Environmental stressors triggered by an unhealthy lifestyle, such as excessive alcohol consumption, exposure to toxins and drugs, smoking and lack of sleep, can cause the body to produce superoxygen radicals known as reactive oxygen species (ROS) that are capable of causing to cellular damage through oxidation.
Oxidative stress as a result of these conditions is involved in most diseases, including cancer, heart disease, liver disease, degenerative diseases, immune system disorders and aging. Radical-trapping antioxidants help capture free radicals in the body's cellular system, thus reducing the effect of these forms.
Imidazolium salts are precursors to substances called "N-heterocyclic carbenes" (N-Heterocyclic Carbenes, NHC). A natural form of NHC is a B vitamin (or thiamine) that serves an important biological role. Deficiency of this vitamin has been linked to oxidative stress. While natural antioxidants such as epigallocatechin gallate (EGCG), which is an extract of green tea, are known for preventing or slowing down oxidation processes in the body, they have relatively low activity and break down in the body quite quickly.

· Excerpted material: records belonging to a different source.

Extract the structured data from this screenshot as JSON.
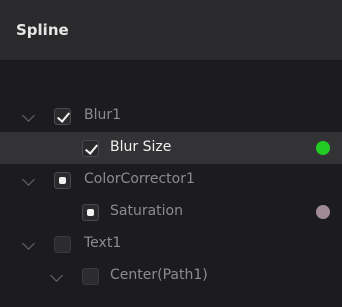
{
  "panel": {
    "title": "Spline"
  },
  "tree": {
    "items": [
      {
        "label": "Blur1",
        "check": "checked",
        "expanded": true
      },
      {
        "label": "Blur Size",
        "check": "checked",
        "dot_color": "#22cc22"
      },
      {
        "label": "ColorCorrector1",
        "check": "partial",
        "expanded": true
      },
      {
        "label": "Saturation",
        "check": "partial",
        "dot_color": "#a08a96"
      },
      {
        "label": "Text1",
        "check": "empty",
        "expanded": true
      },
      {
        "label": "Center(Path1)",
        "check": "empty",
        "expanded": true
      }
    ]
  }
}
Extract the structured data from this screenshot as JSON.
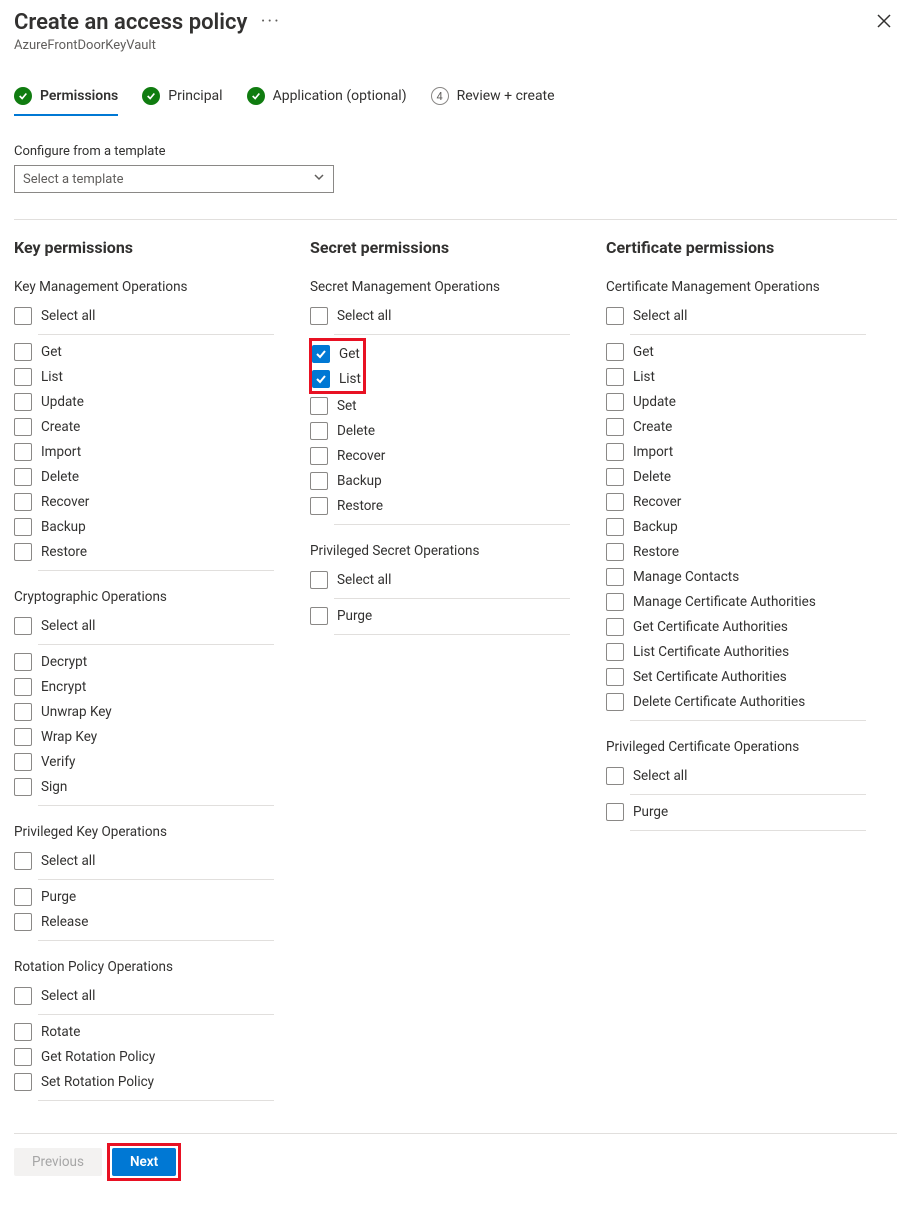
{
  "header": {
    "title": "Create an access policy",
    "subtitle": "AzureFrontDoorKeyVault"
  },
  "tabs": [
    {
      "label": "Permissions",
      "state": "ok",
      "active": true
    },
    {
      "label": "Principal",
      "state": "ok",
      "active": false
    },
    {
      "label": "Application (optional)",
      "state": "ok",
      "active": false
    },
    {
      "label": "Review + create",
      "state": "num",
      "num": "4",
      "active": false
    }
  ],
  "template": {
    "label": "Configure from a template",
    "placeholder": "Select a template"
  },
  "columns": {
    "key": {
      "title": "Key permissions",
      "groups": [
        {
          "title": "Key Management Operations",
          "select_all": "Select all",
          "items": [
            {
              "label": "Get",
              "checked": false
            },
            {
              "label": "List",
              "checked": false
            },
            {
              "label": "Update",
              "checked": false
            },
            {
              "label": "Create",
              "checked": false
            },
            {
              "label": "Import",
              "checked": false
            },
            {
              "label": "Delete",
              "checked": false
            },
            {
              "label": "Recover",
              "checked": false
            },
            {
              "label": "Backup",
              "checked": false
            },
            {
              "label": "Restore",
              "checked": false
            }
          ]
        },
        {
          "title": "Cryptographic Operations",
          "select_all": "Select all",
          "items": [
            {
              "label": "Decrypt",
              "checked": false
            },
            {
              "label": "Encrypt",
              "checked": false
            },
            {
              "label": "Unwrap Key",
              "checked": false
            },
            {
              "label": "Wrap Key",
              "checked": false
            },
            {
              "label": "Verify",
              "checked": false
            },
            {
              "label": "Sign",
              "checked": false
            }
          ]
        },
        {
          "title": "Privileged Key Operations",
          "select_all": "Select all",
          "items": [
            {
              "label": "Purge",
              "checked": false
            },
            {
              "label": "Release",
              "checked": false
            }
          ]
        },
        {
          "title": "Rotation Policy Operations",
          "select_all": "Select all",
          "items": [
            {
              "label": "Rotate",
              "checked": false
            },
            {
              "label": "Get Rotation Policy",
              "checked": false
            },
            {
              "label": "Set Rotation Policy",
              "checked": false
            }
          ]
        }
      ]
    },
    "secret": {
      "title": "Secret permissions",
      "groups": [
        {
          "title": "Secret Management Operations",
          "select_all": "Select all",
          "highlight_first_two": true,
          "items": [
            {
              "label": "Get",
              "checked": true
            },
            {
              "label": "List",
              "checked": true
            },
            {
              "label": "Set",
              "checked": false
            },
            {
              "label": "Delete",
              "checked": false
            },
            {
              "label": "Recover",
              "checked": false
            },
            {
              "label": "Backup",
              "checked": false
            },
            {
              "label": "Restore",
              "checked": false
            }
          ]
        },
        {
          "title": "Privileged Secret Operations",
          "select_all": "Select all",
          "items": [
            {
              "label": "Purge",
              "checked": false
            }
          ]
        }
      ]
    },
    "cert": {
      "title": "Certificate permissions",
      "groups": [
        {
          "title": "Certificate Management Operations",
          "select_all": "Select all",
          "items": [
            {
              "label": "Get",
              "checked": false
            },
            {
              "label": "List",
              "checked": false
            },
            {
              "label": "Update",
              "checked": false
            },
            {
              "label": "Create",
              "checked": false
            },
            {
              "label": "Import",
              "checked": false
            },
            {
              "label": "Delete",
              "checked": false
            },
            {
              "label": "Recover",
              "checked": false
            },
            {
              "label": "Backup",
              "checked": false
            },
            {
              "label": "Restore",
              "checked": false
            },
            {
              "label": "Manage Contacts",
              "checked": false
            },
            {
              "label": "Manage Certificate Authorities",
              "checked": false
            },
            {
              "label": "Get Certificate Authorities",
              "checked": false
            },
            {
              "label": "List Certificate Authorities",
              "checked": false
            },
            {
              "label": "Set Certificate Authorities",
              "checked": false
            },
            {
              "label": "Delete Certificate Authorities",
              "checked": false
            }
          ]
        },
        {
          "title": "Privileged Certificate Operations",
          "select_all": "Select all",
          "items": [
            {
              "label": "Purge",
              "checked": false
            }
          ]
        }
      ]
    }
  },
  "footer": {
    "previous": "Previous",
    "next": "Next",
    "highlight_next": true
  }
}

The lead researcher clarifies: "Our studies with cells showed that these salts have stronger antioxidant properties than EGCG and at the same time have less toxicity. They significantly reduce the levels of harmful compounds in liver cells eleven percent more than EGCG. In addition, the preparation of these salts is simple and cheap. Therefore, they hold great promise as a new type of antioxidants capable of being used in biomedical applications."

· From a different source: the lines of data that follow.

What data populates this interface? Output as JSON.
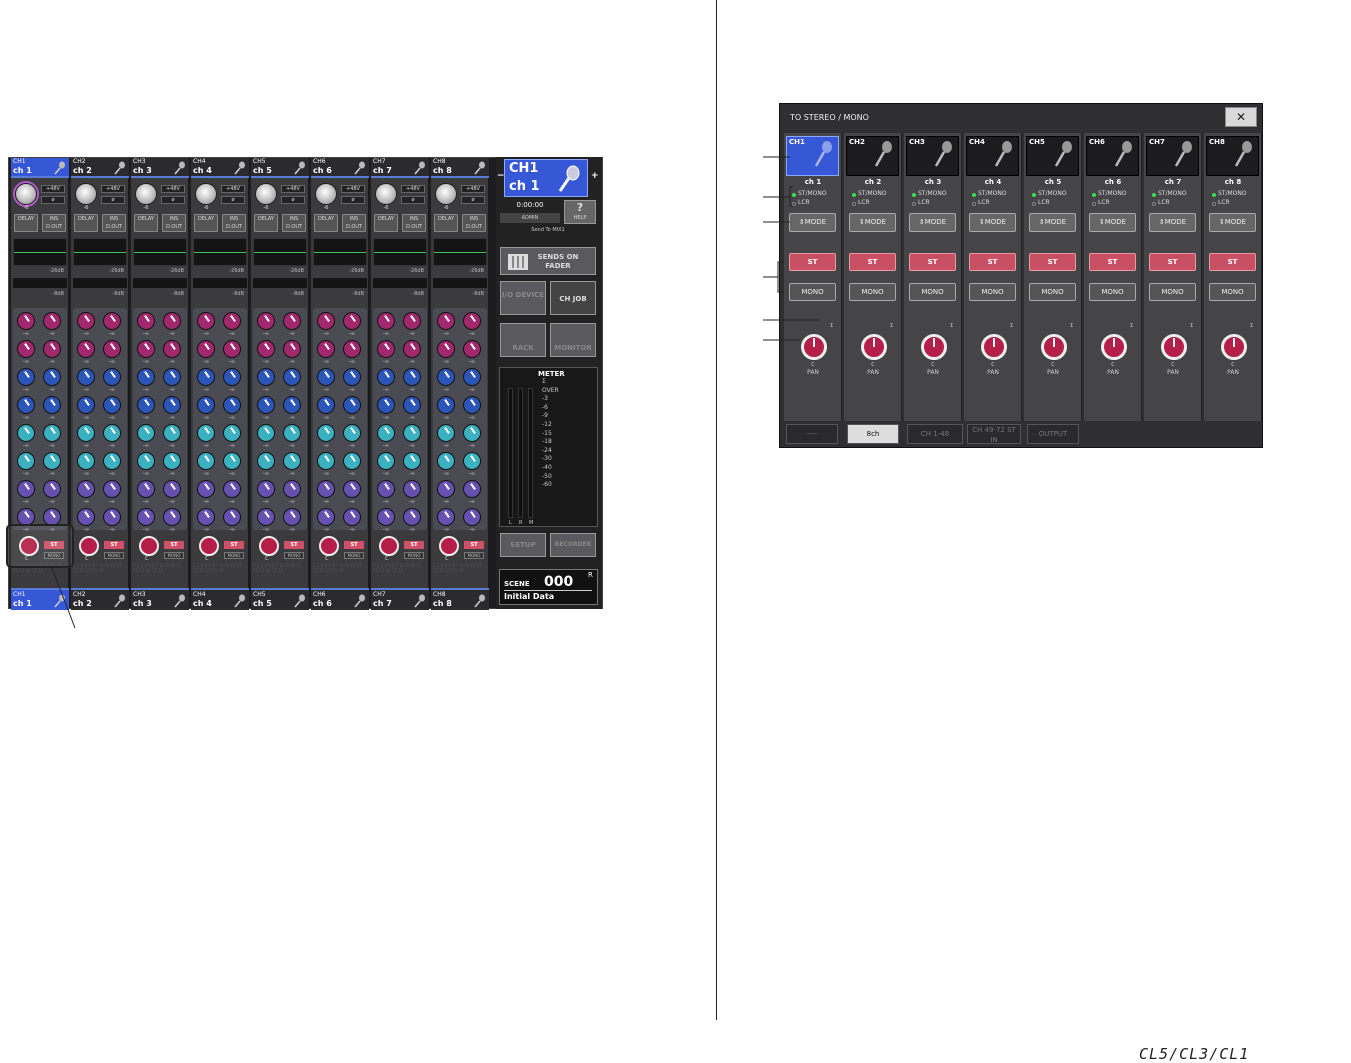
{
  "mixer": {
    "channels": [
      {
        "id": "CH1",
        "name": "ch 1",
        "gain": "-6"
      },
      {
        "id": "CH2",
        "name": "ch 2",
        "gain": "-6"
      },
      {
        "id": "CH3",
        "name": "ch 3",
        "gain": "-6"
      },
      {
        "id": "CH4",
        "name": "ch 4",
        "gain": "-6"
      },
      {
        "id": "CH5",
        "name": "ch 5",
        "gain": "-6"
      },
      {
        "id": "CH6",
        "name": "ch 6",
        "gain": "-6"
      },
      {
        "id": "CH7",
        "name": "ch 7",
        "gain": "-6"
      },
      {
        "id": "CH8",
        "name": "ch 8",
        "gain": "-6"
      }
    ],
    "phantom_label": "+48V",
    "phase_label": "ø",
    "delay_label": "DELAY",
    "ins_label": "INS",
    "dout_label": "D.OUT",
    "dyn1_value": "-26dB",
    "dyn2_value": "-8dB",
    "send_value": "-∞",
    "pan_value": "C",
    "st_label": "ST",
    "mono_label": "MONO",
    "dca_rows": "1 2 3 4 5 6 7 8 / 9 10 11 12 13 14 15 16"
  },
  "side": {
    "selected_id": "CH1",
    "selected_name": "ch 1",
    "time": "0:00:00",
    "user": "ADMIN",
    "help": "HELP",
    "send_to": "Send To MIX1",
    "sends_on_fader": "SENDS ON FADER",
    "io_device": "I/O DEVICE",
    "ch_job": "CH JOB",
    "rack": "RACK",
    "monitor": "MONITOR",
    "meter_title": "METER",
    "meter_scale": [
      "Σ",
      "OVER",
      "-3",
      "-6",
      "-9",
      "-12",
      "-15",
      "-18",
      "-24",
      "-30",
      "-40",
      "-50",
      "-60"
    ],
    "meter_labels": [
      "L",
      "R",
      "M"
    ],
    "setup": "SETUP",
    "recorder": "RECORDER",
    "scene_label": "SCENE",
    "scene_number": "000",
    "scene_flag": "R",
    "scene_title": "Initial Data"
  },
  "dialog": {
    "title": "TO STEREO / MONO",
    "close": "✕",
    "channels": [
      {
        "id": "CH1",
        "name": "ch 1"
      },
      {
        "id": "CH2",
        "name": "ch 2"
      },
      {
        "id": "CH3",
        "name": "ch 3"
      },
      {
        "id": "CH4",
        "name": "ch 4"
      },
      {
        "id": "CH5",
        "name": "ch 5"
      },
      {
        "id": "CH6",
        "name": "ch 6"
      },
      {
        "id": "CH7",
        "name": "ch 7"
      },
      {
        "id": "CH8",
        "name": "ch 8"
      }
    ],
    "mode_led1": "ST/MONO",
    "mode_led2": "LCR",
    "mode_button": "⇕MODE",
    "st_button": "ST",
    "mono_button": "MONO",
    "sigma": "Σ",
    "pan_center": "C",
    "pan_label": "PAN",
    "tabs": [
      "----",
      "8ch",
      "CH 1-48",
      "CH 49-72 ST IN",
      "OUTPUT"
    ]
  },
  "footer": {
    "logo": "CL5/CL3/CL1"
  },
  "colors": {
    "select_blue": "#3758d6",
    "st_red": "#c94f62",
    "pan_red": "#b51e48",
    "led_green": "#3fdc4f"
  }
}
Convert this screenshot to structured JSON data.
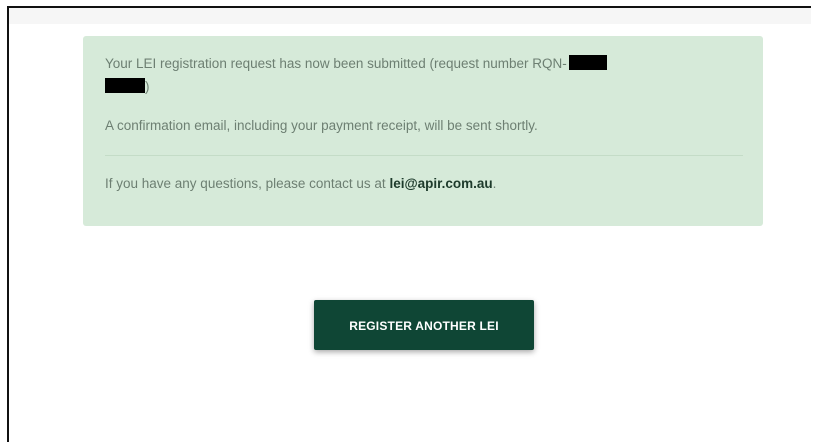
{
  "alert": {
    "message_prefix": "Your LEI registration request has now been submitted (request number RQN-",
    "message_suffix": ")",
    "confirmation": "A confirmation email, including your payment receipt, will be sent shortly.",
    "contact_prefix": "If you have any questions, please contact us at ",
    "contact_email": "lei@apir.com.au",
    "contact_suffix": ".",
    "background_color": "#d6ead9",
    "text_color": "#6d7f72"
  },
  "actions": {
    "register_another_label": "REGISTER ANOTHER LEI",
    "button_color": "#0f4635"
  }
}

In another study by the same team, the researchers successfully used these salts to develop a catalytic system for converting sugars into a substance called 5-hydroxymethylfurfural (HMF), a key compound used in biofuel chemistry and the oil industry.
The depletion of fossil fuel reserves and the effects of global warming have made the search for alternative, renewable and durable energy sources a global and fatal concern. Today, biofuels are the only available durable source of liquid fuel, but a lack of efficient methods for converting sugars into chemical compounds used in biofuel production is hindering the replacement of fuel reserves by biomass (the total amount of living organisms in a given area).
The substance HMF and its derivatives converted in positions 2 and 5 of the furan can replace primary petroleum-based chemical building blocks, and several catalysts are known that are active in the conversion of sugars to obtain this substance.
However, most of them also lead to side reactions that produce unwanted byproducts, turning the HMF into an acid. Therefore, the use of these catalysts was often limited to simple sugar raw materials, such as fructose. They were unable to efficiently convert glucose, a more common and stable source of sugar.
Using the imidazolium salts as a starting point, the researchers developed NHC-based metal conjugates as catalysts for converting sugars into HMF. These offer a high degree of flexibility as the catalytic activity is controlled through specific modification of the properties of the NHC material. The researchers were able to obtain the substance HMF easily as the only product. The new catalytic system achieved the highest reported efficiency of obtaining HMF, to date, for both fructose as the starting material and glucose. The researcher clarifies, "Our survivals in obtaining the substance HMF were ninety-six percent for fructose and eighty-one percent for glucose. Since both the catalyst and the ionic liquid are recyclable, our technology is more environmentally friendly and could potentially lead to cost savings in biofuel production processes."
Adds one of the researchers, "We are excited by the enormous potential inherent in these innovative compounds regarding their impact on the fields of medicine and energy substitutes. Our discovery opens avenues for more effective treatments for various degenerative diseases, as well as for the preparation of biofuels, and thus we help alleviate some of the pressing concerns facing the global community."